Sometimes Gudrun would start aside, see it all, see how she was sinking in.
And then she was filled with a fury of contempt and anger.
She felt she was sinking into one mass with the rest—all so close and intermingled and breathless.
It was horrible.
She stifled.
She prepared for flight, feverishly she flew to her work.
But soon she let go.
She started off into the country—the darkish, glamorous country.
The spell was beginning to work again.
Chapter 10 Sketch-book
One morning the sisters were sketching by the side of Willey Water, at the remote end of the lake.

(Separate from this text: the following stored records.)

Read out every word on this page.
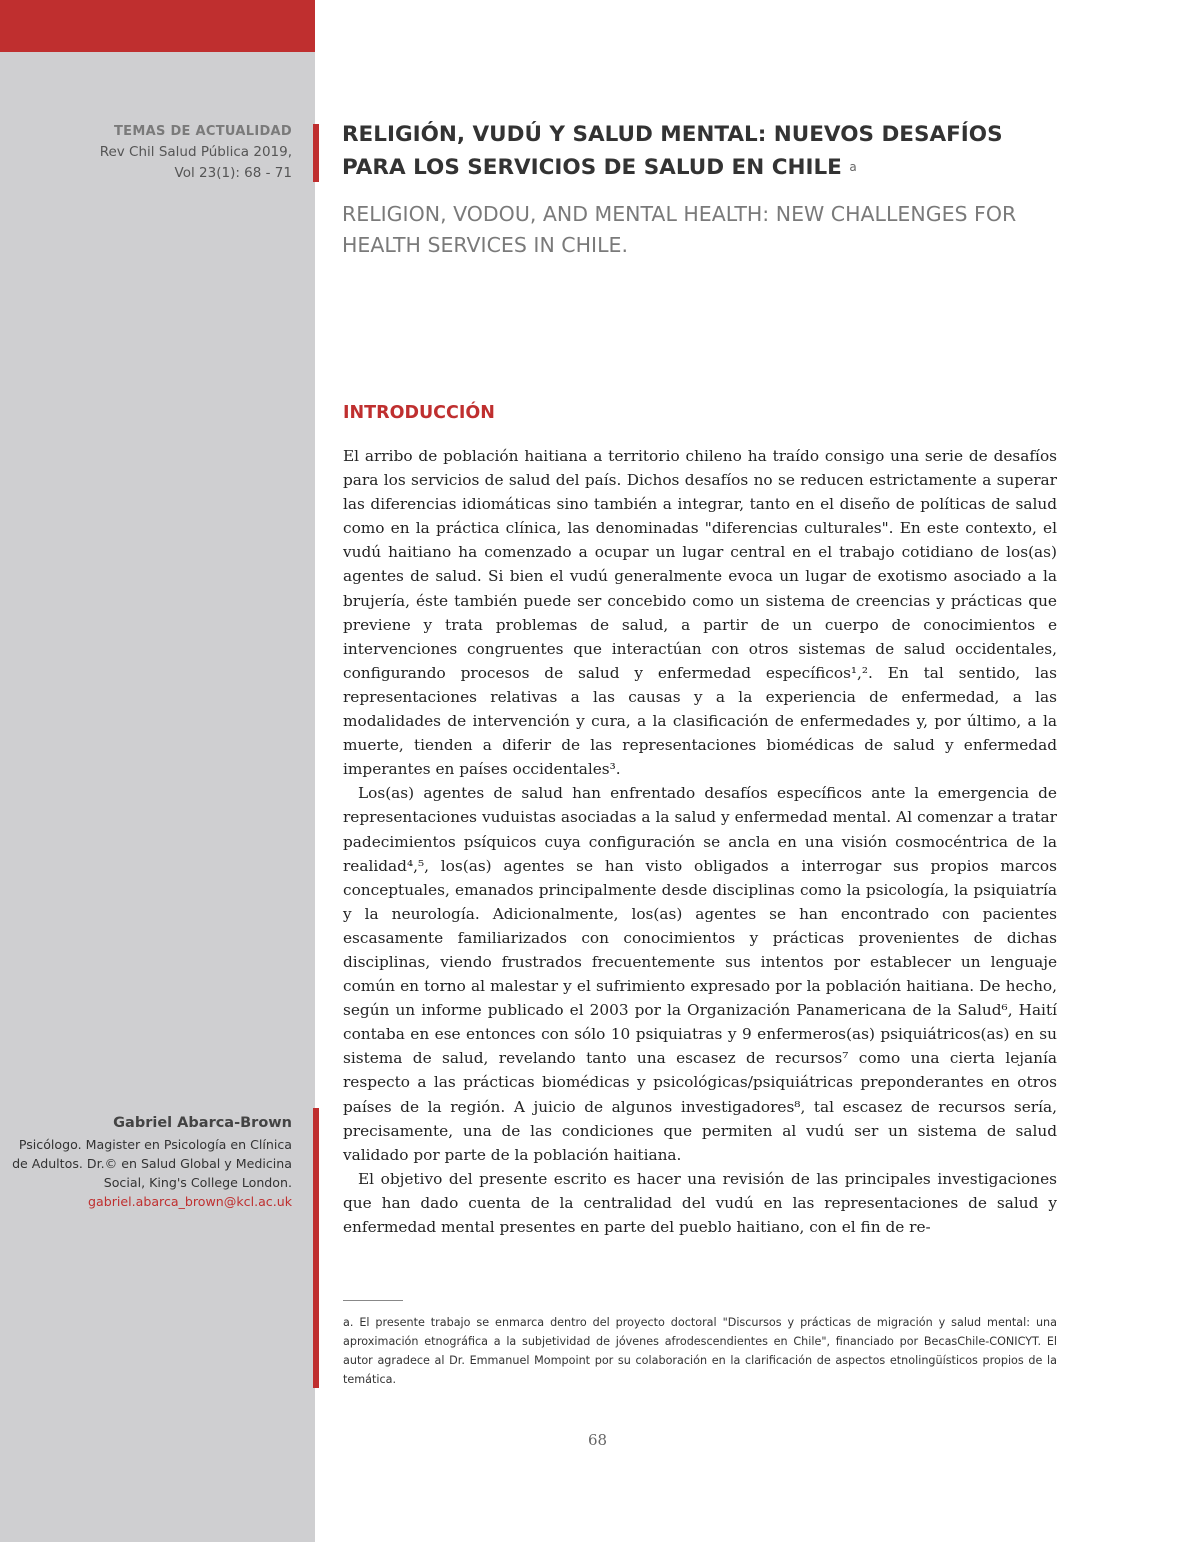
TEMAS DE ACTUALIDAD
Rev Chil Salud Pública 2019,
Vol 23(1): 68 - 71
RELIGIÓN, VUDÚ Y SALUD MENTAL: NUEVOS DESAFÍOS PARA LOS SERVICIOS DE SALUD EN CHILE $^a$
RELIGION, VODOU, AND MENTAL HEALTH: NEW CHALLENGES FOR HEALTH SERVICES IN CHILE.
INTRODUCCIÓN

El arribo de población haitiana a territorio chileno ha traído consigo una serie de desafíos para los servicios de salud del país. Dichos desafíos no se reducen estrictamente a superar las diferencias idiomáticas sino también a integrar, tanto en el diseño de políticas de salud como en la práctica clínica, las denominadas "diferencias culturales". En este contexto, el vudú haitiano ha comenzado a ocupar un lugar central en el trabajo cotidiano de los(as) agentes de salud. Si bien el vudú generalmente evoca un lugar de exotismo asociado a la brujería, éste también puede ser concebido como un sistema de creencias y prácticas que previene y trata problemas de salud, a partir de un cuerpo de conocimientos e intervenciones congruentes que interactúan con otros sistemas de salud occidentales, configurando procesos de salud y enfermedad específicos¹,². En tal sentido, las representaciones relativas a las causas y a la experiencia de enfermedad, a las modalidades de intervención y cura, a la clasificación de enfermedades y, por último, a la muerte, tienden a diferir de las representaciones biomédicas de salud y enfermedad imperantes en países occidentales³.

Los(as) agentes de salud han enfrentado desafíos específicos ante la emergencia de representaciones vuduistas asociadas a la salud y enfermedad mental. Al comenzar a tratar padecimientos psíquicos cuya configuración se ancla en una visión cosmocéntrica de la realidad⁴,⁵, los(as) agentes se han visto obligados a interrogar sus propios marcos conceptuales, emanados principalmente desde disciplinas como la psicología, la psiquiatría y la neurología. Adicionalmente, los(as) agentes se han encontrado con pacientes escasamente familiarizados con conocimientos y prácticas provenientes de dichas disciplinas, viendo frustrados frecuentemente sus intentos por establecer un lenguaje común en torno al malestar y el sufrimiento expresado por la población haitiana. De hecho, según un informe publicado el 2003 por la Organización Panamericana de la Salud⁶, Haití contaba en ese entonces con sólo 10 psiquiatras y 9 enfermeros(as) psiquiátricos(as) en su sistema de salud, revelando tanto una escasez de recursos⁷ como una cierta lejanía respecto a las prácticas biomédicas y psicológicas/psiquiátricas preponderantes en otros países de la región. A juicio de algunos investigadores⁸, tal escasez de recursos sería, precisamente, una de las condiciones que permiten al vudú ser un sistema de salud validado por parte de la población haitiana.

El objetivo del presente escrito es hacer una revisión de las principales investigaciones que han dado cuenta de la centralidad del vudú en las representaciones de salud y enfermedad mental presentes en parte del pueblo haitiano, con el fin de re-

Gabriel Abarca-Brown
Psicólogo. Magister en Psicología en Clínica de Adultos. Dr.© en Salud Global y Medicina Social, King's College London.
gabriel.abarca_brown@kcl.ac.uk
a. El presente trabajo se enmarca dentro del proyecto doctoral "Discursos y prácticas de migración y salud mental: una aproximación etnográfica a la subjetividad de jóvenes afrodescendientes en Chile", financiado por BecasChile-CONICYT. El autor agradece al Dr. Emmanuel Mompoint por su colaboración en la clarificación de aspectos etnolingüísticos propios de la temática.
68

Gudrun had waded out to a gravelly shoal, and was seated like a Buddhist, staring fixedly at the water-plants that rose succulent from the mud of the low shores.
What she could see was mud, soft, oozy, watery mud, and from its festering chill, water-plants rose up, thick and cool and fleshy, very straight and turgid, thrusting out their leaves at right angles, and having dark lurid colours, dark green and blotches of black-purple and bronze.
But she could feel their turgid fleshy structure as in a sensuous vision, she KNEW how they rose out of the mud, she KNEW how they thrust out from themselves, how they stood stiff and succulent against the air.
Ursula was watching the butterflies, of which there were dozens near the water, little blue ones suddenly snapping out of nothingness into a jewel-life, a large black-and-red one standing upon a flower and breathing with his soft wings, intoxicatingly, breathing pure, ethereal sunshine; two white ones wrestling in the low air; there was a halo round them; ah, when they came tumbling nearer they were orangetips, and it was the orange that had made the halo.
Ursula rose and drifted away, unconscious like the butterflies.
Gudrun, absorbed in a stupor of apprehension of surging water-plants, sat crouched on the shoal, drawing, not looking up for a long time, and then staring unconsciously, absorbedly at the rigid, naked, succulent stems.
Her feet were bare, her hat lay on the bank opposite.
She started out of her trance, hearing the knocking of oars.
She looked round.
There was a boat with a gaudy Japanese parasol, and a man in white, rowing.
The woman was Hermione, and the man was Gerald.
She knew it instantly.
And instantly she perished in the keen FRISSON of anticipation, an electric vibration in her veins, intense, much more intense than that which was always humming low in the atmosphere of Beldover.
Gerald was her escape from the heavy slough of the pale, underworld, automatic colliers.
He started out of the mud.
He was master.
She saw his back, the movement of his white loins.
But not that—it was the whiteness he seemed to enclose as he bent forwards, rowing.
He seemed to stoop to something.
His glistening, whitish hair seemed like the electricity of the sky.
'There's Gudrun,' came Hermione's voice floating distinct over the water. 'We will go and speak to her. Do you mind?'
Gerald looked round and saw the girl standing by the water's edge, looking at him.
He pulled the boat towards her, magnetically, without thinking of her.
In his world, his conscious world, she was still nobody.
He knew that Hermione had a curious pleasure in treading down all the social differences, at least apparently, and he left it to her.
'How do you do, Gudrun?' sang Hermione, using the Christian name in the fashionable manner. 'What are you doing?'
'How do you do, Hermione?
I WAS sketching.'
'Were you?' The boat drifted nearer, till the keel ground on the bank. 'May we see?